This article shows that the desire of the Puritans to be of service to God in all things can serve as advice on how to deal with idleness and unemployment.

Source: The Banner of Sovereign Grace Truth, 2010. 2 pages.

Idle Hands: Some Puritan Advice for the Unemployed

Steve Lee, of Denver, Colorado, is familiar with the despon­dency that unemployment brings. Laid off a year ago from a medical-sales position, he admits that depression hit just a few months into his unemployment. “All I could think about was how bad the economy was and how unlikely getting a new job as good as my old one would be,” he said. With tips like “start exercising” and “try to stay hopeful,” cyber-counsel for the fifteen million cur­rently out of work rings hollow at best, leaving those thigh-deep in unemployment wondering where to turn for practical advice.

Encouragement may come from an unexpected source: the Puritans. Often misunderstood and perennially maligned, the Puritans – tested first by religious persecution and later by the elements in their primitive surroundings – grew not into the fuddy-duddy party-spoilers of modern history books, but into a tenacious and stalwart people. They developed by sheer neces­sity one of the most highly defined and well-honed work ethics in history. If anyone knew a trick or two about surviving hard times, they did.

The Puritans (not surprisingly) had a view of work in which God looms large. Living according to the Westminster Shorter Catechism, which states that “man’s chief end is to glorify God and enjoy Him forever,” the Puritans believed that all of life, including their work, was God’s, and, as such, infused with pur­pose and meaning.

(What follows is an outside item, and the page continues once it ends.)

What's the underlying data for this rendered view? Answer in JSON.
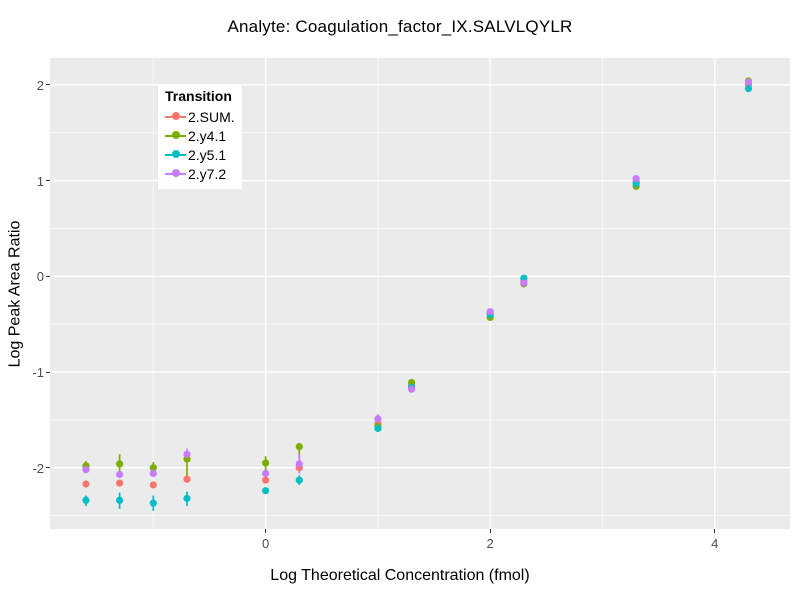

They saw hardship not as a sign of failure, but as a path to growth and maturity, a mindset that kept them from the kind of work-related despair seen in today’s news.

Reformer and forefather of much Puritan theology, Martin Luther, in his doctrine of vocation, taught that God gave each individual an occupational “calling.” Man’s vocation was not seen as impersonal and random, but as from a loving and personal God who bestowed each individual with natural talents and desires for a particular occupation. This thought further deepened the Puritan sense of purposefulness, fortifying him in difficult times.

Much like modern work is separated into white and blue collar, seventeeth-century tradition held that sacred occupations (like priest or monk) trumped secular ones (like farming or black­smithing). The Puritans, however, rejected such a distinction. Holding to “Whatever your hand finds to do, do it with your might” (Eccl. 9:10), the Puritans sanctified the common, believ­ing that all work, however lowly, if done for the glory of God, was good. Christ Himself “was not ashamed to labor; yea, and to use so simple an occupation,” said Puritan Hugh Latimer. The farmer’s plow became his altar, his tilling a holy and valuable act of service to God, reminding the unemployed that temporarily taking a step down in pay or status does not equate to failure.

Long before the days of therapists and career coaches, the Puritans learned how to cope with depression. They scorned idleness, believing it was indeed the devil’s workshop, bogging down the body in inertia and leading to brooding. Luther had promoted the opposite, a life of diligence, saying:

God ... does not want me to sit at home, to loaf, to commit matters to God, and to wait till a fried chicken flies into my mouth.

Long before endorphins were discovered, the Puritans knew that moving and tiring the body in manual labor (even if that labor is the unpaid kind that paints the house and organizes the garage) proved a talisman against a host of mental ills.

Contrary to the misconstrued Victorian concept of Puritan­ism, an idea C.S. Lewis calls “the haunting fear that someone, somewhere, may be happy,” the original Puritans, serious as they were, embraced not only hard work, but the pursuit of joy. Lewis, opposed to this inaccurate view of the Puritans, would agree with writer Richard Bernard, who said Christians “may be merry at their work, and merry at their meat.” Thomas Gataker wrote that Satan was the one who would try to convince people that “in the kingdom of God there is nothing but sighing and groaning and fasting and prayer,” but the truth was that “in his house there is ... feasting and rejoicing.” The Puritans pursued joy, the very antith­esis of depression, even in the midst of hardship, believing they were firmly in God’s hand, not forgotten and never forsaken.

More than just an annual turkey fest, the Puritans gave America a pedagogy of work and an attitude toward life that upsets the modern notion that a person’s occupation equals his value. A man’s worth, the Puritans might advise the unemployed Steve Lee, lay in his service to God and to his fellow man, not in titles or financial portfolios. Rather than seeing life as a series of random events, the Puritan’s belief in providence imputed a profound sense of a loving God’s purpose for him, a purpose that left very little room for despair.